End of cataloging?

In response to an idea that surfaced on the mailing list Autocat suggesting the reduced need to maintain individual cataloguers with the rise of Google, Google Scholar, Open Worldcat etc., I posted the following:

Which makes a lot of sense why are thousands of trained cataloguers around the world all cataloguing the same books so we can all put variant records onto international cataloguing utilities? In the vast majority of cases, we would surely only need local holdings appended to one centralized catalogue record. The few trained cataloguers left would deal with the more individual items not held by anyone else then contribute these records to GoogleCat so no-one else has to.

This, and the idea generally, didn’t get too much sympathy. One member of the list even replied to me off-list to say Well, last one out the door, please turn off the lights. I think this is a little over the top. I think there’s a lot of sense in the idea; I also think I didn’t explain myself too well.

At the moment, bibliographic records are shared between libraries, often internationally, via services provided by organisations such as CURL, RLG, and OCLC. Typically, a library will periodically upload new records to one or more of these organisations of which they may be a member and routinely download individual records to add their own databases. Each library will generally edit the records it downloads according to local policies and authority files, to correct small errors, or update CIP data. If a library can’t find the item, they will make a catalogue record from scratch. The main point here is that every library is maintaining its own database of bibliographic data, which duplicates a lot of other libraries’ catalogues in terms of books described, though not necessarily in terms of the actual description. I think this is frequently needless in terms of staff time and leads to absolutely unnecessary differences in the record.

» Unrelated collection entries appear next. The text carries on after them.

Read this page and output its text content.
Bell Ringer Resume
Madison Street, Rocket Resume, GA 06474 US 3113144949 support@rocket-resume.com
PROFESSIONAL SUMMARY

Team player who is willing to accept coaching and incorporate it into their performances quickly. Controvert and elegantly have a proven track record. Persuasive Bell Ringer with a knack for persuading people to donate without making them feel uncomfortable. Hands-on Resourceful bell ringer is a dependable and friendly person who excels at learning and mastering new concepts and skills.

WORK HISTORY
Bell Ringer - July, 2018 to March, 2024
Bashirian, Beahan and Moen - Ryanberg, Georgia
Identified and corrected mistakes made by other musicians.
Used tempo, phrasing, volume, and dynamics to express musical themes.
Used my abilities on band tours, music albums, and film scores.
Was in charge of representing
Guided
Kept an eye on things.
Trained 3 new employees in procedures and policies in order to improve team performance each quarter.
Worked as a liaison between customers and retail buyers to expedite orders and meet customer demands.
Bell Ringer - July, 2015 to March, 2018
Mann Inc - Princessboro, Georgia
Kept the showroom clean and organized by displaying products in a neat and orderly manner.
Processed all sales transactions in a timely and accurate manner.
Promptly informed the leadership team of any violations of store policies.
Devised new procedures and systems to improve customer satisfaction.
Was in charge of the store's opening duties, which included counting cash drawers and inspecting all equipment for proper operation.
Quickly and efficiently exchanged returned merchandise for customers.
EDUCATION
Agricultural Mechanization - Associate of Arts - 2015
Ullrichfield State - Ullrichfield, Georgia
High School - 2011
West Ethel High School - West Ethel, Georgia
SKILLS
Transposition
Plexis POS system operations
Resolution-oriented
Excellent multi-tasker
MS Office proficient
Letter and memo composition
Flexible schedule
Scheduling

To give a petty example, libraries A and B download the same CIP record from CURL which has no physical description (MARC 300 field). Library A notes that there are illustrations and thinks the map on p.46 is significant; Library B thinks it isn’t. Library A gives 300 $a200p :$bill., map;$c24cm.; Library B gives 300 $a200p :$bill. ;$c24cm.. This doesn’t really matter too much, but extend this to authorities (Library A follows LC authorities slavishly; Library B used them when there is a conflict of headings), classification (Library A uses Dewey so makes sure the 082 field is correctly filled in; Library B uses its own scheme so couldn’t care less), fixed fields, subject headings (Library A uses MeSH for medical books; Library B is content with LCSH for all books), not to mention GMDs, and the relative importance and content of various note fields. Many libraries seems to give LCRI equal weight to AACR2, and MARC21; others, including my own library, don’t. All of these choices are valid for an intelligent cataloguing agency to make, and in some cases for individual cataloguers within an institution. The result is, as I said above, thousands of trained cataloguers around the world all cataloguing the same books so we can all put variant records onto international cataloguing utilities. If Library C has catalogued a book once, why must hundreds of other libraries do the same. Downloading other libraries’ records should solve this problem but doesn’t.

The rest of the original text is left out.